Funciones y advertencias clave
Ambas compañías subrayan que estos modelos de lenguaje extenso no deben usarse para diagnosticar enfermedades ni sustituir consultas con profesionales. Según sus declaraciones, las herramientas pueden:
- Resumir resultados de pruebas médicas complejas
- Preparar a los pacientes para consultas médicas
- Analizar tendencias de salud importantes en historiales médicos
- Proporcionar información más personalizada que búsquedas convencionales en internet
El Dr. Robert Wachter, experto en tecnología médica de la Universidad de California en San Francisco, comentó: "La alternativa a menudo es no hacer nada, o que el paciente improvise. Por eso creo que, si se usan estas herramientas con responsabilidad, se puede obtener información útil".
Privacidad y protección de datos médicos
Uno de los aspectos más críticos es que la información compartida con estos chatbots no está protegida por la ley federal HIPAA, que regula la confidencialidad médica en hospitales, consultorios y aseguradoras. El Dr. Lloyd Minor de la Universidad de Stanford advirtió: "Cuando alguien sube su historial médico a un modelo de lenguaje extenso, es muy diferente a entregárselo a un médico nuevo. Los consumidores deben comprender que se aplican estándares de privacidad completamente diferentes".
OpenAI y Anthropic afirman que los datos de salud se mantienen separados de otra información y no se utilizan para entrenar modelos, permitiendo a los usuarios aceptar compartir datos y desconectarse cuando lo deseen.
Cuándo evitar los chatbots y buscar atención profesional
Los expertos son enfáticos en que los chatbots no deben usarse en emergencias médicas. Síntomas como:
- Dificultad para respirar
- Dolor en el pecho
- Dolor de cabeza intenso
requieren atención profesional inmediata. En situaciones menos urgentes, los usuarios deben mantener "un grado de saludable escepticismo", según el Dr. Minor, quien agregó: "Si estás hablando de una decisión médica importante, nunca deberías confiar únicamente en lo que obtienes de un modelo de lenguaje amplio".

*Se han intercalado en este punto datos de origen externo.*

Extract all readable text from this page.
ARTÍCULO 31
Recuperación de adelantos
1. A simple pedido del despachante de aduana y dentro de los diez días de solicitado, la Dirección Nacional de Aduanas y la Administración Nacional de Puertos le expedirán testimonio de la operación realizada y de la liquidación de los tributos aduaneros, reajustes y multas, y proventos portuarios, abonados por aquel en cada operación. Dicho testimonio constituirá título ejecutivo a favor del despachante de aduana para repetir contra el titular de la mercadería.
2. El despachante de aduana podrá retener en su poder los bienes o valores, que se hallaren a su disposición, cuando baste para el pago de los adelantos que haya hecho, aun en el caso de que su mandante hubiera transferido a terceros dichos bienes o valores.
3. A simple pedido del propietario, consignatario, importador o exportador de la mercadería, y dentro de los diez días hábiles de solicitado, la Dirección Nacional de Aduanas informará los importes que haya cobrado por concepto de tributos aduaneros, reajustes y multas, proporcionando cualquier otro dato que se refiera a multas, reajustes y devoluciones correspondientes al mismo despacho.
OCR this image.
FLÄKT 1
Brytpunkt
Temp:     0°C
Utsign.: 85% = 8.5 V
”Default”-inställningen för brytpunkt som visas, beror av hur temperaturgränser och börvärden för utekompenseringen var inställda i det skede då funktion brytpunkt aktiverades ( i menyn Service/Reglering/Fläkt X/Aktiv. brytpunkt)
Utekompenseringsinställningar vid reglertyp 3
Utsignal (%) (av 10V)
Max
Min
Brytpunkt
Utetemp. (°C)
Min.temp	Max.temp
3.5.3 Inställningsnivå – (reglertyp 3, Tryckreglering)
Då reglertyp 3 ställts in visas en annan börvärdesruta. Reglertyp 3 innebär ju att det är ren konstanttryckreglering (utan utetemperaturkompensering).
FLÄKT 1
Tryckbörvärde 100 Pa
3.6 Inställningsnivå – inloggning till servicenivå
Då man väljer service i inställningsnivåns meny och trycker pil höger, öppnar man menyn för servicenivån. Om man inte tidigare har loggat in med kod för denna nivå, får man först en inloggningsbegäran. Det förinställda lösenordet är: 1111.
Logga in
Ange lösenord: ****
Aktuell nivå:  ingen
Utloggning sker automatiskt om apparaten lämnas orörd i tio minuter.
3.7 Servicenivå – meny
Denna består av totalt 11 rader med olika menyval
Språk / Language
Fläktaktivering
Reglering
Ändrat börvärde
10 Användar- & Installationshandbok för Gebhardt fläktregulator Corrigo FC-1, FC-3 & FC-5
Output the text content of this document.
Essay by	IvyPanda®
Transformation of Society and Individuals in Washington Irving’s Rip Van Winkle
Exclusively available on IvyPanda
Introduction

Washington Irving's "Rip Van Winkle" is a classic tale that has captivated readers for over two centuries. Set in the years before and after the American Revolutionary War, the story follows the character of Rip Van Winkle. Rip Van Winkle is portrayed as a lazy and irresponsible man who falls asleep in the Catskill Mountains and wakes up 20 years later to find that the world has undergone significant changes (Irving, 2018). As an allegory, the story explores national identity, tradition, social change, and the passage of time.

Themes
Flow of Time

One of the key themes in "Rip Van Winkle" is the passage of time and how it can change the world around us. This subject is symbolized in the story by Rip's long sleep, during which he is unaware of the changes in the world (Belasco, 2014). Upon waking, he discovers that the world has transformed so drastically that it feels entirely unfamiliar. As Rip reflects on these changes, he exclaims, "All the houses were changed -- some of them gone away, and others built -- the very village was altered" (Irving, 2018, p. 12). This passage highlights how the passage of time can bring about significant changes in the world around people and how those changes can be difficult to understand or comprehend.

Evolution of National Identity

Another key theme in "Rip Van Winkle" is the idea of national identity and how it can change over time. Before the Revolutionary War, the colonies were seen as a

Limitaciones y estudios preliminares
Las investigaciones sobre efectividad aún son preliminares. Un análisis de la Universidad de Oxford con 1.300 participantes mostró que quienes consultaron chatbots para condiciones hipotéticas no tomaron mejores decisiones que quienes usaron búsquedas en línea o su propio criterio. Adam Mahdi del Oxford Internet Institute explicó: "Los chatbots identificaron correctamente la condición en un 95% de escenarios escritos, pero el punto donde todo se vino abajo fue durante la interacción con participantes reales".
Entre los problemas detectados:
- Usuarios que no proporcionaban suficiente información
- Respuestas que mezclaban datos positivos y negativos
- Dificultades en la interpretación correcta
Mejores prácticas y segunda opinión digital
El Dr. Wachter señaló que la capacidad de los chatbots para hacer preguntas de seguimiento y obtener detalles clave es un área con margen de mejora: "Creo que esto mejorará realmente cuando las herramientas se vuelvan un poco más médicas en la forma de interactuar". Una estrategia recomendada es consultar distintos chatbots para comparar respuestas, similar a obtener una segunda opinión médica. "A veces introduzco información en ChatGPT y en Gemini. Y cuando ambos coinciden, me siento un poco más seguro de que es la respuesta correcta", comentó Wachter.
Los estudios continúan evaluando la efectividad real de estas herramientas, mientras los expertos insisten en que, aunque pueden ofrecer información útil, nunca deben sustituir el criterio profesional ni la atención médica directa, especialmente en casos de emergencia o decisiones de salud importantes.